PF apreende carro e moto na casa de Ciro Nogueira em Brasília

Agentes da Polícia Federal em ação durante Operação Compliance Zero na residência de Ciro Nogueira.
Policiais federais durante operação de busca e apreensão. Foto: Agência Brasil.

Ação da Operação Compliance Zero na quinta-feira, 07/05/2026, mira suspeitas de corrupção e crimes contra o Sistema Financeiro Nacional.

Um esquema complexo de corrupção, lavagem de dinheiro e crimes contra o Sistema Financeiro Nacional levou a Polícia Federal (PF) a intensificar as ações da Operação Compliance Zero, com buscas na residência do senador Ciro Nogueira (PP-PI), em Brasília, na quinta-feira, 07/05/2026. A PF apreendeu um carro BMW e uma motocicleta no local. A operação, em sua quinta fase, mira aprofundar indícios de que o parlamentar teria recebido vantagens indevidas e agido em prol de Daniel Vorcaro, ex-dono do Banco Master, usando seu mandato. Esta investigação é crucial para resguardar a probidade da administração pública e a confiança na estabilidade econômica do país.

O senador, que também foi ex-ministro do governo de Jair Bolsonaro (PL), agora enfrenta restrições significativas: ele está proibido de entrar em contato com outros investigados e testemunhas do caso.
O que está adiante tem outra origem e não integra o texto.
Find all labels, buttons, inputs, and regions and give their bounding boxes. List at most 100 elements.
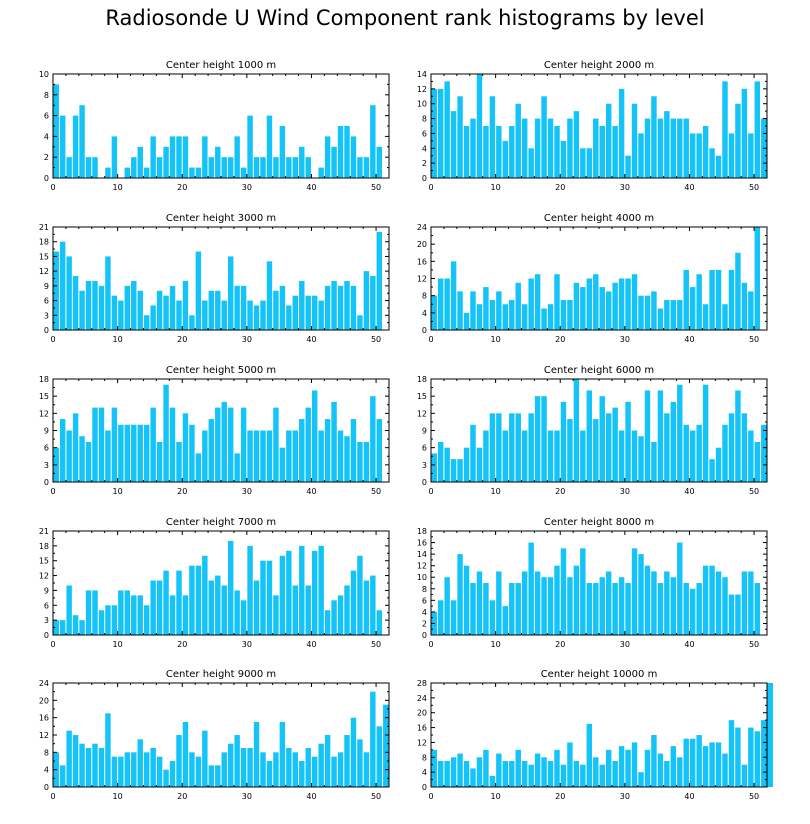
- histogram-bar: [299, 280, 305, 330]
- histogram-bar: [266, 430, 273, 482]
- histogram-bar: [593, 757, 599, 787]
- x-tick-label: 50: [749, 183, 759, 192]
- histogram-bar: [457, 291, 463, 331]
- histogram-bar: [580, 764, 586, 787]
- histogram-bar: [709, 742, 715, 787]
- histogram-bar: [483, 583, 489, 635]
- histogram-bar: [131, 752, 137, 787]
- histogram-bar: [240, 167, 247, 178]
- histogram-bar: [696, 133, 702, 178]
- histogram-bar: [483, 430, 489, 482]
- histogram-bar: [528, 148, 534, 178]
- histogram-bar: [541, 396, 547, 482]
- histogram-bar: [66, 157, 72, 178]
- histogram-bar: [202, 730, 208, 787]
- histogram-bar: [221, 585, 227, 635]
- histogram-bar: [528, 278, 534, 330]
- histogram-bar: [59, 241, 66, 330]
- histogram-bar: [253, 580, 260, 635]
- histogram-bar: [586, 723, 593, 787]
- histogram-bar: [625, 401, 631, 482]
- histogram-bar: [715, 447, 722, 482]
- x-tick-label: 0: [428, 792, 433, 801]
- x-tick-label: 40: [684, 183, 694, 192]
- histogram-bar: [702, 384, 709, 482]
- x-tick-label: 10: [113, 640, 123, 649]
- histogram-bar: [547, 304, 554, 330]
- histogram-bar: [240, 285, 247, 330]
- histogram-bar: [618, 746, 625, 787]
- histogram-bar: [437, 88, 444, 178]
- histogram-bar: [137, 146, 143, 178]
- histogram-bar: [143, 752, 150, 787]
- histogram-bar: [124, 424, 131, 482]
- histogram-bar: [502, 606, 509, 635]
- histogram-bar: [502, 304, 509, 330]
- y-tick-label: 18: [417, 375, 427, 384]
- y-tick-label: 9: [44, 427, 49, 436]
- histogram-bar: [670, 299, 677, 330]
- histogram-bar: [286, 748, 292, 787]
- histogram-bar: [573, 111, 580, 178]
- histogram-bar: [363, 441, 370, 482]
- histogram-bar: [279, 555, 286, 635]
- histogram-bar: [554, 749, 560, 787]
- panel-title: Center height 5000 m: [166, 365, 276, 376]
- histogram-bar: [509, 413, 515, 482]
- histogram-bar: [593, 274, 599, 330]
- histogram-panel-2: Center height 2000 m 0 2 4 6 8 10 12 14 0 10 20 30 40…: [417, 60, 768, 192]
- histogram-bar: [221, 401, 227, 482]
- histogram-bar: [534, 753, 541, 787]
- y-tick-label: 6: [44, 601, 49, 610]
- histogram-bar: [741, 571, 748, 635]
- y-tick-label: 10: [417, 100, 427, 109]
- histogram-bar: [202, 430, 208, 482]
- y-tick-label: 6: [422, 596, 427, 605]
- histogram-bar: [463, 565, 470, 635]
- histogram-bar: [528, 542, 534, 635]
- histogram-bar: [221, 300, 227, 330]
- histogram-bar: [363, 752, 370, 787]
- histogram-bar: [202, 555, 208, 635]
- y-tick-label: 21: [39, 223, 49, 232]
- histogram-bar: [547, 118, 554, 178]
- y-tick-label: 21: [39, 527, 49, 536]
- histogram-bar: [253, 722, 260, 787]
- histogram-bar: [370, 575, 376, 635]
- histogram-bar: [728, 720, 735, 787]
- histogram-bar: [59, 620, 66, 635]
- histogram-bar: [72, 115, 79, 178]
- y-tick-label: 0: [44, 631, 49, 640]
- histogram-bar: [638, 772, 644, 787]
- histogram-bar: [169, 761, 176, 787]
- histogram-bar: [292, 430, 299, 482]
- histogram-bar: [279, 722, 286, 787]
- histogram-bar: [227, 256, 234, 330]
- histogram-panel-8: Center height 8000 m 0 2 4 6 8 10 12 14 16 18 0 10 20…: [417, 517, 768, 649]
- y-tick-label: 4: [44, 766, 49, 775]
- histogram-bar: [370, 396, 376, 482]
- histogram-bar: [521, 571, 528, 635]
- histogram-bar: [722, 753, 728, 787]
- histogram-bar: [189, 565, 195, 635]
- histogram-bar: [450, 459, 457, 482]
- panel-title: Center height 3000 m: [166, 213, 276, 224]
- histogram-bar: [163, 146, 169, 178]
- histogram-bar: [324, 136, 331, 178]
- y-tick-label: 6: [422, 129, 427, 138]
- x-tick-label: 40: [684, 640, 694, 649]
- histogram-bar: [670, 401, 677, 482]
- histogram-bar: [163, 384, 169, 482]
- histogram-bar: [215, 146, 221, 178]
- histogram-bar: [376, 231, 383, 330]
- histogram-bar: [150, 580, 156, 635]
- x-tick-label: 30: [242, 335, 252, 344]
- histogram-bar: [292, 295, 299, 330]
- y-tick-label: 12: [417, 738, 427, 747]
- histogram-bar: [463, 761, 470, 787]
- histogram-bar: [664, 111, 670, 178]
- histogram-bar: [202, 300, 208, 330]
- histogram-bar: [156, 290, 163, 330]
- histogram-bar: [554, 565, 560, 635]
- x-tick-label: 10: [491, 183, 501, 192]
A medida visa assegurar a integridade da apuração, evitando interferências que possam comprometer a busca pela verdade.

No total, a quinta fase da Operação Compliance Zero cumpriu dez mandados de busca e apreensão e um mandado de prisão temporária. As ações se estenderam por diversos estados, incluindo Piauí, São Paulo, Minas Gerais e o Distrito Federal, demonstrando a amplitude da rede investigada pela Polícia Federal.

Em nota oficial, a defesa de Ciro Nogueira repudiou veementemente a operação, negando qualquer participação do senador em atividades ilícitas e reiterando sua inocência. A defesa contesta as alegações e afirma que o parlamentar agiu dentro da legalidade.

Detalhes da Investigação

Relatórios da Polícia Federal, encaminhados ao Supremo Tribunal Federal (STF), indicam que Ciro Nogueira teria recebido "vantagens indevidas" de Daniel Vorcaro. O cerne das acusações reside na suposta apresentação de uma emenda parlamentar que visava ampliar a cobertura do Fundo Garantidor de Crédito (FGC) de R$ 250 mil para R$ 1 milhão. Segundo os investigadores, essa alteração teria sido orquestrada com a colaboração de membros do Banco Master, beneficiando indiretamente os interesses da instituição.

O documento que autorizou a operação também individualiza Raimundo Nogueira, irmão do senador, como um "agente de sustentação formal e operacional da estrutura empresarial vinculada ao núcleo familiar de Ciro Nogueira". Essa conexão familiar sugere um arranjo mais complexo na suposta trama investigada pela PF.